Consider two famous previous cases of sexual misconduct by political figures: Bill Clinton and Clarence Thomas.

First, Brett Kavanaugh himself played a key role in getting Bill Clinton impeached for what was indisputably a wholly consensual affair between two adults.  Monica Lewinsky has always been perfectly clear on this point.  The notion that Clinton sort of maybe kind of sexually harassed her because for a brief time she worked in the White House has always been complete nonsense, although it’s nonsense that’s been repeated by such usually reliable observers as Matthew Yglesias.

Clinton never had any evaluative or supervisory role in regard to Lewinsky’s employment, she worked at the Pentagon for the vast majority of the duration of their affair, and, despite the endless repetition of the claim she was a  “White House intern,”  she was technically in that position for all of eleven days of the 20 months of the affair’s duration. (She had already accepted a permanent position before her first assignation with Clinton, but her new employment was scheduled to start until the following week.)

And again, Lewinsky has always been 100% consistent in her insistence that Clinton never pressured her in any way, that she, not he, initiated and continued to pursue the affair, and that he, not her, finally broke it off after several unsuccessful attempts on his part to do so.

In other words, their liaison had absolutely nothing to do with sexual harassment, let alone sexual assault, and progressives who muddy the waters on this point are playing into the hands of the proto-fascists who have taken over the Republican party.

As for the claim that Clinton deserved to be removed from office because he lied under oath about a consensual affair, Kavanaugh has lied egregiously under oath during his confirmation proceedings, without even taking into account any of his responses to the allegations of sexual assault against him.
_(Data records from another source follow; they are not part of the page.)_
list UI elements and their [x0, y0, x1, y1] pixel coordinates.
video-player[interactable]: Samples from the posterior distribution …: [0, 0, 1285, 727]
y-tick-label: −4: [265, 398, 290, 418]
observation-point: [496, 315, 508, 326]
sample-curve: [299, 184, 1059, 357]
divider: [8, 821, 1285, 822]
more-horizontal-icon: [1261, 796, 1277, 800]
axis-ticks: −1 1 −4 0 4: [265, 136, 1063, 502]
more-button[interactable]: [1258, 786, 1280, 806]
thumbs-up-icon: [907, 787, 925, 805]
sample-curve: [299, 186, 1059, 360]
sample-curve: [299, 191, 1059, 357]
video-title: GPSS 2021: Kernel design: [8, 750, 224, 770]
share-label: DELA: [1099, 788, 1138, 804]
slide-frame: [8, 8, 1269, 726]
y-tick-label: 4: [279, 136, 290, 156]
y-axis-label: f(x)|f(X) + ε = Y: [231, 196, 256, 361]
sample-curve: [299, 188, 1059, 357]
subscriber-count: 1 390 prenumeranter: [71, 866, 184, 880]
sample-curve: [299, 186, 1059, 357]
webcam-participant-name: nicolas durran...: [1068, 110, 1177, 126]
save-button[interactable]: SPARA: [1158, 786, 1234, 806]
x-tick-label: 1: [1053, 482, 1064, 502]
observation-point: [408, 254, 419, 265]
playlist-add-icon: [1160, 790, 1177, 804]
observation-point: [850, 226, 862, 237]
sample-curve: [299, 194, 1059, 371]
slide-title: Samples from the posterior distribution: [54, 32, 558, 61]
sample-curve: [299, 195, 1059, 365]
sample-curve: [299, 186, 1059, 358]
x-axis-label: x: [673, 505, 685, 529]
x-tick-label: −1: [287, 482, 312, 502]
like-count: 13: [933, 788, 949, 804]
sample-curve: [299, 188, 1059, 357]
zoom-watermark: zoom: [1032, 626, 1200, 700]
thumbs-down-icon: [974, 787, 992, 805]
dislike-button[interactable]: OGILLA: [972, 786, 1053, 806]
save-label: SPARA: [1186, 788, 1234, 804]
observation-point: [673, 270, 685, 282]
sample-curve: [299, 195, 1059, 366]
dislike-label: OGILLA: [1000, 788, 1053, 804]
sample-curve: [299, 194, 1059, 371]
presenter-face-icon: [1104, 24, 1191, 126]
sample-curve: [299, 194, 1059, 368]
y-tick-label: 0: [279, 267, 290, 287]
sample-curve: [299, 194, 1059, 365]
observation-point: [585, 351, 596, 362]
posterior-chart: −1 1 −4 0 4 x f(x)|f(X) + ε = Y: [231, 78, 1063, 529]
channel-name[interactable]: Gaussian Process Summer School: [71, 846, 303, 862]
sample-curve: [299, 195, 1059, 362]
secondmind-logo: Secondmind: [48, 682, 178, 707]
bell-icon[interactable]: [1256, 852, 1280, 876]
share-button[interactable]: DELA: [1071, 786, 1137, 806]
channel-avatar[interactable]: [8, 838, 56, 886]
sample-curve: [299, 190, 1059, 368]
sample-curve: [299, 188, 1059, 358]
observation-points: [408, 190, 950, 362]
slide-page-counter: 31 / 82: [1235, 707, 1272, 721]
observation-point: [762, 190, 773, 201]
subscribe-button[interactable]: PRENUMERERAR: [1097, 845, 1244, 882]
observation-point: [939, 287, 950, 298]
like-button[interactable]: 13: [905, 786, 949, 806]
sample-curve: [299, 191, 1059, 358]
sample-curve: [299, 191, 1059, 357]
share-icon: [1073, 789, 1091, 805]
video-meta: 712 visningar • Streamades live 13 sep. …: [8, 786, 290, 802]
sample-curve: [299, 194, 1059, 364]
In short, bringing Bill Clinton’s affair with Monica Lewinsky into the equation when discussing Brett Kavanaugh is radically minimizing the seriousness of sexual assault, by equating it with wholly consensual relations between adults. (Juanita Broaddrick’s subsequent allegations against Clinton are irrelevant in this context, as she didn’t make them until after Clinton’s impeachment and trial were completed).

A similar pattern is taking place in regard to the Clarence Thomas-Anita Hill hearings.  Anita Hill was very careful during her testimony not to claim explicitly that Clarence Thomas sexually harassed her.  Rather, she described a patter of behavior, involving numerous inappropriate comments in the workplace, that a reasonable observer might — or might not — conclude rose to a sufficiently invidious level to constitute the creation of a hostile work environment under federal law.

To be clear, these were in no way trivial allegations, and it’s certainly true that they, by themselves, constituted a sound basis for rejecting Thomas’s nomination (“Perhaps not quite bad enough to constitute sexual harassment” is far too low a bar for a SCOTUS nominee to leap for obvious reasons).

But the equation of the allegations against Kavanaugh with those against Thomas constitutes the pattern the Me Too panic mongers have warned against, except precisely in reverse: Allegations of serious sex crimes are somehow equivalent to a consensual affair on the one hand, and a series of inappropriate workplace comments on the other.

The idea that someone who is credibly accused of multiple major sex assaults should still be considered for a lifetime appointment to the SCOTUS is obviously insane on its face, and it’s a symptom of that insanity that Kavanaugh’s alleged conduct is being compared to the Clinton and Thomas affairs.